Wieder hinauf ins Atelier gelangen wir über eine andere Treppe, bevor ich die Luke schließe, blitzen mich zwei grüne Augen aus einem Stoffballen an. In Wänden und Türen erlauben unzählige Klappen den Katzen Rundgänge durch Jindeels Labyrinth. "Ich mach Kaffee", ruft er und flitzt eine weitere Leiter hinauf. Ich bemerke sie erst jetzt. Etwas Finkes durch eine Luke, während ich zögernd nach oben kraxele. Bald sitzen wir an einem großen Tisch, ringsum schöne kleine Details, verputzte Nischen, Barhocker in mintgrün. Das Wasser brodelt. Wir blicken hinaus in den herbstlich gefärbten Garten.
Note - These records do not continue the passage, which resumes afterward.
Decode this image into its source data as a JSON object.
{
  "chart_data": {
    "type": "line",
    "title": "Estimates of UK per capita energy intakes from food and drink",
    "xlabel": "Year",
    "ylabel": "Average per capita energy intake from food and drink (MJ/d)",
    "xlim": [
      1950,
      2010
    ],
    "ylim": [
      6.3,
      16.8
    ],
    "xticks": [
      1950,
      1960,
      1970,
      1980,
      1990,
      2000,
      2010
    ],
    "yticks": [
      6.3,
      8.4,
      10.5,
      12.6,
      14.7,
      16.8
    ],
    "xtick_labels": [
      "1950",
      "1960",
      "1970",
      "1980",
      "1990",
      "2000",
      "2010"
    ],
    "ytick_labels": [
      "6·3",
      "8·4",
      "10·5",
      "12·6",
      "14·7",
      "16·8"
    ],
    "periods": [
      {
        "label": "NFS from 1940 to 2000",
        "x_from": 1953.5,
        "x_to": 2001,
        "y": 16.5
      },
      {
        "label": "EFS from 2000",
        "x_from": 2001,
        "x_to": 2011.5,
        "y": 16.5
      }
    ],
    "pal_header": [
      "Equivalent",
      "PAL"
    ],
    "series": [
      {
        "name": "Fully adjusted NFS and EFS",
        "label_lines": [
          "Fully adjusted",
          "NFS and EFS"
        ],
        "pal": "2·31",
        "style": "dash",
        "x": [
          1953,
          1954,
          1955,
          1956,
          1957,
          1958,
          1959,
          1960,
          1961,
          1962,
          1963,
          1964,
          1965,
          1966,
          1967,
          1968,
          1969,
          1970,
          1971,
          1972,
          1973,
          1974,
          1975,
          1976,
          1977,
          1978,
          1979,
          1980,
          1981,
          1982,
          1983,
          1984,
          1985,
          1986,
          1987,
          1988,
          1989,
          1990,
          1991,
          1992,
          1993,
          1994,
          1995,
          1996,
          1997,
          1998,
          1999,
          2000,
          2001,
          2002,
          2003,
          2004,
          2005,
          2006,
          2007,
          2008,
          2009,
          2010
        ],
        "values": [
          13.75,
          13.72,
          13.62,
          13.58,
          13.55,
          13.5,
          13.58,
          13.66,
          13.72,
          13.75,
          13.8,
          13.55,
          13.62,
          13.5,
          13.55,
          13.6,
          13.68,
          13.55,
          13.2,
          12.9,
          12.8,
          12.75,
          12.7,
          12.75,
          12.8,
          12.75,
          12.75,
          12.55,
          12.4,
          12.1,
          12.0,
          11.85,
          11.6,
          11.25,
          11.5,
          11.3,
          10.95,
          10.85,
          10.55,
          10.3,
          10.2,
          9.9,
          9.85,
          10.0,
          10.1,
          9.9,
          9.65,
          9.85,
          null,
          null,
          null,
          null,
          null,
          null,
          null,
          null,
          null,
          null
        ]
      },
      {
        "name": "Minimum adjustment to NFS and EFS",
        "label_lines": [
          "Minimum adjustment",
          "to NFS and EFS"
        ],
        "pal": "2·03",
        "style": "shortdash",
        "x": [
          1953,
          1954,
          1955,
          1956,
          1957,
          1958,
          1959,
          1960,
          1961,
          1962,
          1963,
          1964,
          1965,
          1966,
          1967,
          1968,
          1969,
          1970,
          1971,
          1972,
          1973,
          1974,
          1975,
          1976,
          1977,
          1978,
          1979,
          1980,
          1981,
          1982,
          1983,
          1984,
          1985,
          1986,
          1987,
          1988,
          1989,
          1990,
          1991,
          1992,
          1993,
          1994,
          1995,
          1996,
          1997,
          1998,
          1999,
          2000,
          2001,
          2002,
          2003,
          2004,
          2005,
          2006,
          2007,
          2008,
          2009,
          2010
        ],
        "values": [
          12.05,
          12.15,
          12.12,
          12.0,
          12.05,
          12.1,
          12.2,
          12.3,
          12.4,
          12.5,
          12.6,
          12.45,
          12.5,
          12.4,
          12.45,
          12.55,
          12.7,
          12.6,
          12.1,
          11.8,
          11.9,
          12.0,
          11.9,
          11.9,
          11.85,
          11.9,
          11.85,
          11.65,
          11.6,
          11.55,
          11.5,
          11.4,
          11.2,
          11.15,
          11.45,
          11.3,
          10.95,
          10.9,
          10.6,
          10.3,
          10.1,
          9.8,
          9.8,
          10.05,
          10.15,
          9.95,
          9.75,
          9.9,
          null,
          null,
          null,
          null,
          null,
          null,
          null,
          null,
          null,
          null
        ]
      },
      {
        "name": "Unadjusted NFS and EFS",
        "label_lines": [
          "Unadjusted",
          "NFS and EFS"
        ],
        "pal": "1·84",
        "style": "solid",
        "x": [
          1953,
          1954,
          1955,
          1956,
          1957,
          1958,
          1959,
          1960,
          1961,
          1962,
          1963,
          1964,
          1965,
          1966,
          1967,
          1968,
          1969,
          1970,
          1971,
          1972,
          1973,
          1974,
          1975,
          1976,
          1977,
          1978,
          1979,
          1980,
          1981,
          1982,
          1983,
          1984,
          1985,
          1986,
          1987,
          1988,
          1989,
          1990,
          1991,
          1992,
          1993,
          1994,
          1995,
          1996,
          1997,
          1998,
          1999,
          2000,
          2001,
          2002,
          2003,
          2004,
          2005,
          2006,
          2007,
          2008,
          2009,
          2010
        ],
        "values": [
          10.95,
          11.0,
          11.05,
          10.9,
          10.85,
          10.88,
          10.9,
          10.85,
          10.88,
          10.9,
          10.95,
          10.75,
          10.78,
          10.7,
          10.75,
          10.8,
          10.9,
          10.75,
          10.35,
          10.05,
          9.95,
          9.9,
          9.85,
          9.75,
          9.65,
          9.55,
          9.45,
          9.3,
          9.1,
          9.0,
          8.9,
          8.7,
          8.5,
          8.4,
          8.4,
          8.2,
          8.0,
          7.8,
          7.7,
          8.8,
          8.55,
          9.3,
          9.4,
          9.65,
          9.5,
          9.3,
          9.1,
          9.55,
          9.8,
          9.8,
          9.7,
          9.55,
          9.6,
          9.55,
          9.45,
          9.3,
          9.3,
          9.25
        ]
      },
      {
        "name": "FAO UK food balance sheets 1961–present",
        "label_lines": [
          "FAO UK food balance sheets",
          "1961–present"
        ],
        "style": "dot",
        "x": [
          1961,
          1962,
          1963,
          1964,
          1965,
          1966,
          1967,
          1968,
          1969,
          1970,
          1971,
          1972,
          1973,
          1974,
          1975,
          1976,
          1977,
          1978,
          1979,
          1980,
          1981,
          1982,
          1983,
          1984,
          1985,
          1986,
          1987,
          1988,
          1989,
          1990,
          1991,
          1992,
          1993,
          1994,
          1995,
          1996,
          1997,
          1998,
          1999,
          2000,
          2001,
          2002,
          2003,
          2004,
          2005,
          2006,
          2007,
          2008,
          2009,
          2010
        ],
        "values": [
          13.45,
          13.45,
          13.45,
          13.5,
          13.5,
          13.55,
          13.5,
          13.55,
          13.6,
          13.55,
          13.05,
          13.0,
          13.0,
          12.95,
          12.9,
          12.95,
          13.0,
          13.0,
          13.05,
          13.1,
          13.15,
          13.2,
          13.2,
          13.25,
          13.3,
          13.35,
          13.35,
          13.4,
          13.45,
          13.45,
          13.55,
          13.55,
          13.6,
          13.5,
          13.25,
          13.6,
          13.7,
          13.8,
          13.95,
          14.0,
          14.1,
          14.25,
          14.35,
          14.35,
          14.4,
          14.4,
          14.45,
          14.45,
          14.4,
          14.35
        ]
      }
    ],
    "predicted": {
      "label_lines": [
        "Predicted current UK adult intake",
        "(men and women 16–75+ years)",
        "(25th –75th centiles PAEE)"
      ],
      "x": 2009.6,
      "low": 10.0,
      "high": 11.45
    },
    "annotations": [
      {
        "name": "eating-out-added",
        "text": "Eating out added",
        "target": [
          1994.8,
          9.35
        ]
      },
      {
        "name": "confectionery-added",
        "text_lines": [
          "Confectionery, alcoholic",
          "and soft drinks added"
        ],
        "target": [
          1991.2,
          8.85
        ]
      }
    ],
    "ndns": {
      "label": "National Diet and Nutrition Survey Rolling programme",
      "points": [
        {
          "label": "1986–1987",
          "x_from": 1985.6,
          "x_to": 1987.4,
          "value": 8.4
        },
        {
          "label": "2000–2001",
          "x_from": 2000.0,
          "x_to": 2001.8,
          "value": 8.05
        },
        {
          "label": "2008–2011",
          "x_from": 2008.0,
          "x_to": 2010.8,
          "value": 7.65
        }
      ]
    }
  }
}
Das Haus haben Jindeel und seine Mitbewohner gemeinsam saniert, erzählt er, während er den Kaffee aufbrüht. Mindestens drei der Nachbarn sind Architekten, andere wollen es werden. Stück für Stück haben sie das Gebäude so gestaltet, wie es ihnen gefiel. Ali hat sich sein dreistöckiges, verwinkeltes Häuschen hineingebaut. Das Haus und seine Bewohner sind eine Familie für ihn. Seine leibliche Familie lebt in aller Welt verstreut. Jindeel ist im Süden Iraks geboren und aufgewachsen. Seither ist viel geschehen, was sie in alle vier Winde zerstoben hat. Er möchte es nicht benennen. Jindeel hat viele Stationen passiert: nach einem halben Ingenieurstudium im Irak geht er nach Jordanien, dort malt er und entwirft erste Kleider. Im Sudan arbeitet er als Wasserbohringenieur. Die letzten Stationen heißen Frankfurt, Aschaffenburg, Nürnberg, Berlin. Eigentlich hatte Jindeel nicht vorgehabt, nach Deutschland auszuwandern, erinnert er sich. Er hatte nach Kanada fliegen wollen und war auf halber Strecke in Frankfurt am Main auf dem Flughafen hängengeblieben. Dort kam ihm ein Film in den Sinn, den er als Kind gesehen hatte. Es war ein deutscher Film, und damals, als Junge, hatte er sich vorgenommen, eines Tages in dieser Sprache zu sprechen. Heute beherrscht er sie. Er legt den Kopf schief und streichelt zärtlich seinen Keramiktopf, in dem der Kaffee kalt wird.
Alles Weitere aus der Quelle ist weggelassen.